Taxpayers who itemize deductions should track how far and when they drive for medical, volunteer, or nonprofit activity. Even short trips to the local drugstore to pick up a prescription or to a local charity to drop off a donation can add up to a decent tax deduction. Self-employed individuals can write off many work-related trips against their business income.
In addition to keeping an accurate mileage log, business owners should keep expense reports for all other kinds of business-related purchases, travel, and meals (note dining partners' names and the purpose of the meeting).

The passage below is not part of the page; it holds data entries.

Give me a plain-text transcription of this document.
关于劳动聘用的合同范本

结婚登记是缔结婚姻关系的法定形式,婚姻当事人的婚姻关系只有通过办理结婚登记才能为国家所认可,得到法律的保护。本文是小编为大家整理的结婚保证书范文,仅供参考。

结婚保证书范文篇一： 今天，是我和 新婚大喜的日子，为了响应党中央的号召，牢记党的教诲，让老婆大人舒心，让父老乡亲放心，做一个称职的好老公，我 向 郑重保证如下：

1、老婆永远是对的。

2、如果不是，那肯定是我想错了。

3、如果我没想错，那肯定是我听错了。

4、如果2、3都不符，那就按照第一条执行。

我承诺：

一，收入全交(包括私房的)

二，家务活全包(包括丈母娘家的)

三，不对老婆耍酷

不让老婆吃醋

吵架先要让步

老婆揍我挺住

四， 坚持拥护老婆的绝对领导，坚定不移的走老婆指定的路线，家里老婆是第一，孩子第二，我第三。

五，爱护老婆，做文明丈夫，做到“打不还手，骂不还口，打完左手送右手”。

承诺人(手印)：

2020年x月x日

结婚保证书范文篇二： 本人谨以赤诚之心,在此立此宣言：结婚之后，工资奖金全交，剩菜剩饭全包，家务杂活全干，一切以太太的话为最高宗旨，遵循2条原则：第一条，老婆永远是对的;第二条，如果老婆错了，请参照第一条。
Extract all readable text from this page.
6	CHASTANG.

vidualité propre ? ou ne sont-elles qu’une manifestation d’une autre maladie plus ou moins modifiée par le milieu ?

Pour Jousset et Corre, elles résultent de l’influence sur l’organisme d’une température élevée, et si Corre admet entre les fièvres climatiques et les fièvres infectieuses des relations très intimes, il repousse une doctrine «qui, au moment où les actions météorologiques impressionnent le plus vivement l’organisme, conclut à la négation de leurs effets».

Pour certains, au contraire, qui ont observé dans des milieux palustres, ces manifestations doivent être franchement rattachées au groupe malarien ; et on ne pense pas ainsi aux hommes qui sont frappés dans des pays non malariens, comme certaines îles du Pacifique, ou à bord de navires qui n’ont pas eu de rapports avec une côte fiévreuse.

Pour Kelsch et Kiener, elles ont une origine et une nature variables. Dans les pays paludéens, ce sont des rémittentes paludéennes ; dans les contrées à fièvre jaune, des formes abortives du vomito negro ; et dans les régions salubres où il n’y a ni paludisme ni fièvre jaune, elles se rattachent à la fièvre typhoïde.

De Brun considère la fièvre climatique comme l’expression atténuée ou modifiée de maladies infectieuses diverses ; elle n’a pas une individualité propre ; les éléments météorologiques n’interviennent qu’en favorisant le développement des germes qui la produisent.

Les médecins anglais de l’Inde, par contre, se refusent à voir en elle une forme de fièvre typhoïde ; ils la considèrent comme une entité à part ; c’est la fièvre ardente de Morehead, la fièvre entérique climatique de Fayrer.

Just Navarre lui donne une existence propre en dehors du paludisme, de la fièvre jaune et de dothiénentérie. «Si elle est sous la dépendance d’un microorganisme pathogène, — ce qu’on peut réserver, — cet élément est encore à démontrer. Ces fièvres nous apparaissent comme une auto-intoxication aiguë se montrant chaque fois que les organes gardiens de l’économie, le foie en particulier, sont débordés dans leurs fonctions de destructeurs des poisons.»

A shoebox full of paper receipts could be a pain later, so make this the year to get organized, perhaps with the help of an app.
Make notes and keep documentation for everything. It's important to have proof of events and expenses if needed, and sometimes it can be hard to remember specifics. This is particularly important for events that occur early in the year, which may be long forgotten when it comes time to file 2017 returns next year.